Obecność zwierząt zagwarantowała powodzenie Gąsce Zuzi, o czym już pisałam. Nadal jest ważna. Z tych samych powodów Brat lubi Madikę i Jakuba i siedmiu złodziei.
Nieustającym uwielbieniem cieszą się dinozaury nie chcące iść spać. Wyborem tej właśnie lektury niejednokrotnie wprawia w zdumienie gości. Nas też ciągle zadziwia ten wybór. I to jest chyba jedyna z książek, które najchętniej, żeby były przeczytane Bratu przez kogoś. Przychodzi i się domaga. Przy innych radzi sobie sam. Dziś obudził mnie wkładając mi ją w oko.


Jednymi z ulubionych Brata są oba (wszystkie trzy?) torty Thé Tjong Khinga. Ich oglądanie zabiera mu naprawdę sporo czasu.
Dużym zainteresowaniem cieszy się też duża księga Out of Sight, którą młodszy brat chyba bardziej poważa niż Stasiek. Bo jest duża, wielka, ma klapki, okienka i zwierzaki. Sukces gwarantowany. Wyciąga z trudem z półki, rozkłada na podłodze lub kanapie i ogląda.
Z książek Staśka, przy których "czytaniu" potrzebny jest jednak delikatny nadzór nad ciekawskimi łapkami Brat chętnie wyciąga też książkę "ryczącą" czyli znów dinozaury.

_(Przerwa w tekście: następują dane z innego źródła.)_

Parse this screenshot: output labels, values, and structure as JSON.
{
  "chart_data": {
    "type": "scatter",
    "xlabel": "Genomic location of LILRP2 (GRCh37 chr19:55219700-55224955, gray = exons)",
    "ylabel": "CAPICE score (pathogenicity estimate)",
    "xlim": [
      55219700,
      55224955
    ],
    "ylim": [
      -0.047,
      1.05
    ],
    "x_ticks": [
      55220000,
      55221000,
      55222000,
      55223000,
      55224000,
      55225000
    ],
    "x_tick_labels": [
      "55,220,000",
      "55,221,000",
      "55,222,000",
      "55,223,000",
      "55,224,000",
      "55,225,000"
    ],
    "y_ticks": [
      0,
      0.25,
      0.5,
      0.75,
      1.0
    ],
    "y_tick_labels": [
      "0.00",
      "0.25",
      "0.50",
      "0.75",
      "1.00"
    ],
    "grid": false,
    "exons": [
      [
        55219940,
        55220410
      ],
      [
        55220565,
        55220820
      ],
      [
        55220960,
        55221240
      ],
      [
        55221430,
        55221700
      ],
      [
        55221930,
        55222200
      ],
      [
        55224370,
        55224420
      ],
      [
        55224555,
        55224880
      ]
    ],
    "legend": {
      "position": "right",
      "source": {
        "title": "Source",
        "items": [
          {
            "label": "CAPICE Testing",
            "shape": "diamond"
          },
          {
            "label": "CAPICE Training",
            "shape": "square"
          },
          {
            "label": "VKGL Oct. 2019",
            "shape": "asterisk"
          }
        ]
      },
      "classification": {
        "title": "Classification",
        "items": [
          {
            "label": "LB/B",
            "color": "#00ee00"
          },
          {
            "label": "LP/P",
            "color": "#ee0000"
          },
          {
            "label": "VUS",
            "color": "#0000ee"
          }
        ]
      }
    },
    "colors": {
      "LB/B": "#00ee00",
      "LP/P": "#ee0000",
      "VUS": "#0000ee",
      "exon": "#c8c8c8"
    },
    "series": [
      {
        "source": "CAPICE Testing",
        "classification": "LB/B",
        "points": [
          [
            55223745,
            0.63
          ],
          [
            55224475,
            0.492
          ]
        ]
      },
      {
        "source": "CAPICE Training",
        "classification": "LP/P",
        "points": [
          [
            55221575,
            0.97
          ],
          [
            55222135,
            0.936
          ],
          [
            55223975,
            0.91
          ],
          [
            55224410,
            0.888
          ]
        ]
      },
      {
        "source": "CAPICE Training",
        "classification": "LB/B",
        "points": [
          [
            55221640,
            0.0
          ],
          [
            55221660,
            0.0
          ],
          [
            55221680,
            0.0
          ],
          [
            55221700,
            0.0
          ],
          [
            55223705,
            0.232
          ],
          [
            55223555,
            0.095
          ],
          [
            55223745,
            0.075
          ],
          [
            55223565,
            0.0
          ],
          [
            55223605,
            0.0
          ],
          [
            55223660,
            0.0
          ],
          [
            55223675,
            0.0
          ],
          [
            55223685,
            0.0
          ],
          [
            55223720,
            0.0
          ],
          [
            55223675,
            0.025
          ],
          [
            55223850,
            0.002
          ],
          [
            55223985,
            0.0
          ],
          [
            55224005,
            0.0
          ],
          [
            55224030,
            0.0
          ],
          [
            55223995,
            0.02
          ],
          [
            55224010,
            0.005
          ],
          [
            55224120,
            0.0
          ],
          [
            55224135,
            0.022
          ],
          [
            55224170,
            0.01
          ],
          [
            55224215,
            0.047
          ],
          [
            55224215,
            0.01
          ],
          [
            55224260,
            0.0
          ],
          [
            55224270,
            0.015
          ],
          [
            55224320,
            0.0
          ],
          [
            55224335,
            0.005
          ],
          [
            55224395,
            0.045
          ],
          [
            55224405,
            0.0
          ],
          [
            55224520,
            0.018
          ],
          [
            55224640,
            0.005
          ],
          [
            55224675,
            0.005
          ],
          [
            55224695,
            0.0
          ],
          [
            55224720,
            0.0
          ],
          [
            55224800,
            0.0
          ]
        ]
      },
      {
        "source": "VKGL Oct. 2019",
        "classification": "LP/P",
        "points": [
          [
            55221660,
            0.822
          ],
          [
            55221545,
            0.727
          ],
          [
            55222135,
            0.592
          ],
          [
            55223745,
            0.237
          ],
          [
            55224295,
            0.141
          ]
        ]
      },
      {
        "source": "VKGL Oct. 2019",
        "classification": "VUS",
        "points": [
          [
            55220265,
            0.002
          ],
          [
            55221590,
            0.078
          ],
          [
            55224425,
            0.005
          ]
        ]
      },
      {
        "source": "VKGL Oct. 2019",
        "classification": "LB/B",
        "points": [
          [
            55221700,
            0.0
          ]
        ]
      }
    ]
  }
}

Ostatnio jednak babcia podarowała chłopakom takie same ptaki (nie ryczące jednak a śpiewające) i ta chyba przypadnie w udziale właśnie jemu, jako zdecydowanie bardziej zainteresowanemu. Wreszcie książki, z którymi można pogadać.

Poza tym grzebie dowolnie w księgozbiorze i wyciąga co mu się akurat spodoba. Czasem dzięki temu przypomina nam o książkach nieco zapomnianych, odbywają się wtedy pokazowe przepychanki braci o to, który pierwszy i który bardziej jest zainteresowany.


Aha, ostatnio połączyła ich w przedziwny sposób książka z serii 100 rzeczy do odnalezienia, jakaś wersja Usborne'a 1001 Things to Spot in the Town. Stasiek z zapamiętaniem dziwnym liczy poszczególne elementy do odnalezienia, a Brat wyszukuje zwierzaki i ptaki. Całkiem długo tak potrafią razem. To książki z ilustracjami pełnymi szczegółów, zwykle na zadany temat. Na marginesach są wyrysowane rzeczy, postacie lub zwierzęta których należy szukać i ich liczba. W Polsce wydawnictwa Usbornea wydaje (wydawał?) Świat Książki. My mamy z tej polskiej serii piratów, o których kiedyś już pisałam i ostatnio też robaczki.

A ostatnim hitem jest Zagroda Mysi, którą postanowiłam zapodać Bratu, jako rekompensatę niemożności oglądania jeszcze innych naszych pop-upów. Jak przypuszczałam, po intensywnych zabawach na zimowisku przez 5 dni książka nadaję się nieco do konserwacji, ale jak tylko ją zakonserwuję i sfotografuję w pełnej krasie napisze więcej, bo to na prawdę fajna zabawka, jeszcze gdzieniegdzie dostępna.